Together, mentorship and hands-on learning help participants build confidence, gain direction, and see themselves in the future of work.
That sense of belonging is especially important for those with nonvisible disabilities. “One in six people has a disability, and many of those are invisible,” says Lang. “It’s meaningful to work with a company that truly understands that experience.”
Preparing for the Future of Work
As the workplace evolves, so do the skills needed to succeed.
Through Workforce Navigators, participants are introduced to Salesforce’s vision for the future — including AI and the agentic era, where humans and intelligent systems work together.
“Everyone in the mentorship program gets introduced to AI. It gives them a glimpse into how Salesforce is thinking about the future of work,” says Rios.

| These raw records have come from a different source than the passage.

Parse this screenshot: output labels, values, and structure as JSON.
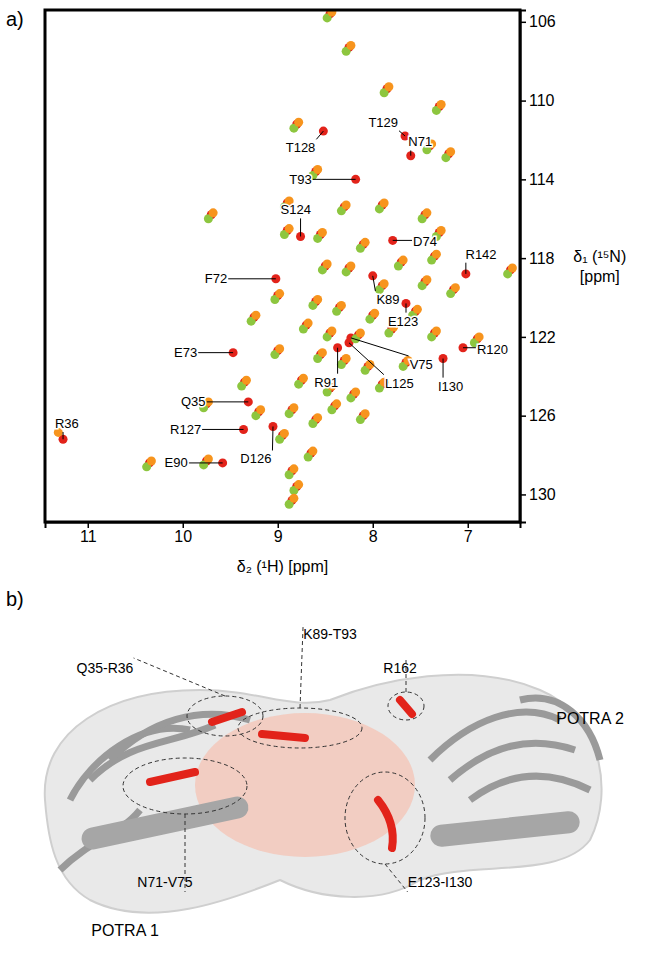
{
  "chart_data": {
    "type": "scatter",
    "panel": "a)",
    "x_label": "δ₂ (¹H) [ppm]",
    "y_label": "δ₁ (¹⁵N) [ppm]",
    "xlim": [
      11.45,
      6.45
    ],
    "ylim": [
      105.4,
      131.4
    ],
    "xticks": [
      11,
      10,
      9,
      8,
      7
    ],
    "yticks": [
      106,
      110,
      114,
      118,
      122,
      126,
      130
    ],
    "marker": "circle",
    "series": [
      {
        "color": "#e2231a",
        "x": [
          7.66,
          8.52,
          7.6,
          8.18,
          8.76,
          7.79,
          7.02,
          9.02,
          8.0,
          7.65,
          7.05,
          9.47,
          7.26,
          8.23,
          8.37,
          8.25,
          9.31,
          9.36,
          9.05,
          9.58,
          11.26,
          8.45,
          8.25,
          7.85,
          7.3,
          8.8,
          7.4,
          7.2,
          8.6,
          8.9,
          8.3,
          7.9,
          7.45,
          9.7,
          8.9,
          8.55,
          7.3,
          8.1,
          7.7,
          7.35,
          6.55,
          8.5,
          8.25,
          7.9,
          7.45,
          7.15,
          9.0,
          8.6,
          8.35,
          8.0,
          7.55,
          9.25,
          8.7,
          8.45,
          8.15,
          7.8,
          7.35,
          6.9,
          9.0,
          8.55,
          8.3,
          8.05,
          7.65,
          9.35,
          8.75,
          8.45,
          8.2,
          7.9,
          9.75,
          9.2,
          8.85,
          8.6,
          8.4,
          10.35,
          9.75,
          8.85,
          8.8,
          8.85,
          8.95,
          8.1,
          8.65
        ],
        "values": [
          111.8,
          111.55,
          112.8,
          114.0,
          116.9,
          117.1,
          118.8,
          119.05,
          118.9,
          120.3,
          122.55,
          122.8,
          123.1,
          122.05,
          122.55,
          122.3,
          125.3,
          126.7,
          126.55,
          128.4,
          127.2,
          105.6,
          107.3,
          109.4,
          110.3,
          111.2,
          112.3,
          112.7,
          113.6,
          115.2,
          115.4,
          115.3,
          115.8,
          115.8,
          116.6,
          116.8,
          116.7,
          117.3,
          118.2,
          117.9,
          118.6,
          118.4,
          118.5,
          119.4,
          119.2,
          119.6,
          119.9,
          120.2,
          120.5,
          120.9,
          120.7,
          121.0,
          121.4,
          121.8,
          121.9,
          121.6,
          121.8,
          122.1,
          122.7,
          122.9,
          123.2,
          123.5,
          123.3,
          124.3,
          124.2,
          124.6,
          124.9,
          124.4,
          125.4,
          125.8,
          125.7,
          126.2,
          125.5,
          128.4,
          128.3,
          128.8,
          129.6,
          130.3,
          127.0,
          126.0,
          127.9
        ]
      },
      {
        "color": "#8dc63f",
        "x": [
          8.48,
          8.28,
          7.88,
          7.33,
          8.83,
          7.43,
          7.23,
          8.63,
          8.93,
          8.33,
          7.93,
          7.48,
          9.73,
          8.93,
          8.58,
          7.33,
          8.13,
          7.73,
          7.38,
          6.58,
          8.53,
          8.28,
          7.93,
          7.48,
          7.18,
          9.03,
          8.63,
          8.38,
          8.03,
          7.58,
          9.28,
          8.73,
          8.48,
          8.18,
          7.83,
          7.38,
          6.93,
          9.03,
          8.58,
          8.33,
          8.08,
          7.68,
          9.38,
          8.78,
          8.48,
          8.23,
          7.93,
          9.78,
          9.23,
          8.88,
          8.63,
          8.43,
          10.38,
          9.78,
          8.88,
          8.83,
          8.88,
          8.98,
          8.13,
          8.68
        ],
        "values": [
          105.8,
          107.5,
          109.6,
          110.5,
          111.4,
          112.5,
          112.9,
          113.8,
          115.4,
          115.6,
          115.5,
          116.0,
          116.0,
          116.8,
          117.0,
          116.9,
          117.5,
          118.4,
          118.1,
          118.8,
          118.6,
          118.7,
          119.6,
          119.4,
          119.8,
          120.1,
          120.4,
          120.7,
          121.1,
          120.9,
          121.2,
          121.6,
          122.0,
          122.1,
          121.8,
          122.0,
          122.3,
          122.9,
          123.1,
          123.4,
          123.7,
          123.5,
          124.5,
          124.4,
          124.8,
          125.1,
          124.6,
          125.6,
          126.0,
          125.9,
          126.4,
          125.7,
          128.6,
          128.5,
          129.0,
          129.8,
          130.5,
          127.2,
          126.2,
          128.1
        ]
      },
      {
        "color": "#f7941d",
        "x": [
          8.43,
          8.23,
          7.83,
          7.28,
          8.78,
          7.38,
          7.18,
          8.58,
          8.88,
          8.28,
          7.88,
          7.43,
          9.68,
          8.88,
          8.53,
          7.28,
          8.08,
          7.68,
          7.33,
          6.53,
          8.48,
          8.23,
          7.88,
          7.43,
          7.13,
          8.98,
          8.58,
          8.33,
          7.98,
          7.53,
          9.23,
          8.68,
          8.43,
          8.13,
          7.78,
          7.33,
          6.88,
          8.98,
          8.53,
          8.28,
          8.03,
          7.63,
          9.33,
          8.73,
          8.43,
          8.18,
          7.88,
          9.73,
          9.18,
          8.83,
          8.58,
          8.38,
          10.33,
          9.73,
          8.83,
          8.78,
          8.83,
          8.93,
          8.08,
          8.63,
          11.31
        ],
        "values": [
          105.5,
          107.2,
          109.3,
          110.2,
          111.1,
          112.2,
          112.6,
          113.5,
          115.1,
          115.3,
          115.2,
          115.7,
          115.7,
          116.5,
          116.7,
          116.6,
          117.2,
          118.1,
          117.8,
          118.5,
          118.3,
          118.4,
          119.3,
          119.1,
          119.5,
          119.8,
          120.1,
          120.4,
          120.8,
          120.6,
          120.9,
          121.3,
          121.7,
          121.8,
          121.5,
          121.7,
          122.0,
          122.6,
          122.8,
          123.1,
          123.4,
          123.2,
          124.2,
          124.1,
          124.5,
          124.8,
          124.3,
          125.3,
          125.7,
          125.6,
          126.1,
          125.4,
          128.3,
          128.2,
          128.7,
          129.5,
          130.2,
          126.9,
          125.9,
          127.8,
          126.85
        ]
      }
    ],
    "annotations": [
      {
        "text": "T129",
        "x": 7.66,
        "y": 111.8,
        "tx": 7.89,
        "ty": 111.1
      },
      {
        "text": "T128",
        "x": 8.52,
        "y": 111.55,
        "tx": 8.76,
        "ty": 112.4
      },
      {
        "text": "N71",
        "x": 7.6,
        "y": 112.8,
        "tx": 7.5,
        "ty": 112.1
      },
      {
        "text": "T93",
        "x": 8.18,
        "y": 114.0,
        "tx": 8.76,
        "ty": 114.0
      },
      {
        "text": "S124",
        "x": 8.76,
        "y": 116.9,
        "tx": 8.81,
        "ty": 115.55
      },
      {
        "text": "D74",
        "x": 7.79,
        "y": 117.1,
        "tx": 7.45,
        "ty": 117.15
      },
      {
        "text": "R142",
        "x": 7.02,
        "y": 118.8,
        "tx": 6.86,
        "ty": 117.8
      },
      {
        "text": "F72",
        "x": 9.02,
        "y": 119.05,
        "tx": 9.65,
        "ty": 119.05
      },
      {
        "text": "K89",
        "x": 8.0,
        "y": 118.9,
        "tx": 7.84,
        "ty": 120.1
      },
      {
        "text": "E123",
        "x": 7.65,
        "y": 120.3,
        "tx": 7.68,
        "ty": 121.2
      },
      {
        "text": "R120",
        "x": 7.05,
        "y": 122.55,
        "tx": 6.74,
        "ty": 122.65
      },
      {
        "text": "E73",
        "x": 9.47,
        "y": 122.8,
        "tx": 9.97,
        "ty": 122.8
      },
      {
        "text": "I130",
        "x": 7.26,
        "y": 123.1,
        "tx": 7.18,
        "ty": 124.5
      },
      {
        "text": "V75",
        "x": 8.23,
        "y": 122.05,
        "tx": 7.49,
        "ty": 123.4
      },
      {
        "text": "R91",
        "x": 8.37,
        "y": 122.55,
        "tx": 8.49,
        "ty": 124.3
      },
      {
        "text": "L125",
        "x": 8.25,
        "y": 122.3,
        "tx": 7.72,
        "ty": 124.35
      },
      {
        "text": "Q35",
        "x": 9.31,
        "y": 125.3,
        "tx": 9.89,
        "ty": 125.3
      },
      {
        "text": "R127",
        "x": 9.36,
        "y": 126.7,
        "tx": 9.97,
        "ty": 126.7
      },
      {
        "text": "D126",
        "x": 9.05,
        "y": 126.55,
        "tx": 9.23,
        "ty": 128.2
      },
      {
        "text": "E90",
        "x": 9.58,
        "y": 128.4,
        "tx": 10.07,
        "ty": 128.4
      },
      {
        "text": "R36",
        "x": 11.26,
        "y": 127.2,
        "tx": 11.22,
        "ty": 126.4
      }
    ]
  },
  "structure": {
    "panel": "b)",
    "domains": [
      "POTRA 1",
      "POTRA 2"
    ],
    "regions": [
      "Q35-R36",
      "K89-T93",
      "R162",
      "N71-V75",
      "E123-I130"
    ]
  }
}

Participants don’t just learn about AI concepts like large language models and Agentforce—they also engage with these technologies hands-on.
“Doing different modules, especially about AI, helped me understand areas I might be interested in,” said Hawkins. “It’s also really exciting to see how AI can be used to make technology more accessible for people with disabilities.”
Looking Ahead
As the Salesforce and Lime Connect partnership approaches its one-year anniversary, it continues to demonstrate what’s possible when inclusion is intentional, and when opportunity is paired with action.
What began as a fast-moving collaboration has quickly evolved into a powerful model for supporting early-career professionals with disabilities, combining access, mentorship, and skill-building in a way that creates real, lasting impact. Still, this is just the beginning.
Looking ahead, the focus is on expanding mentorship opportunities, growing program cohorts, deepening Salesforce employees’ volunteer impact, and continuing to invest in participants’ AI and future-ready skills. And for Lime Connect, the momentum is only building.
“It made my year partnering with Salesforce,” says Lang. “We’re very excited about what’s ahead.”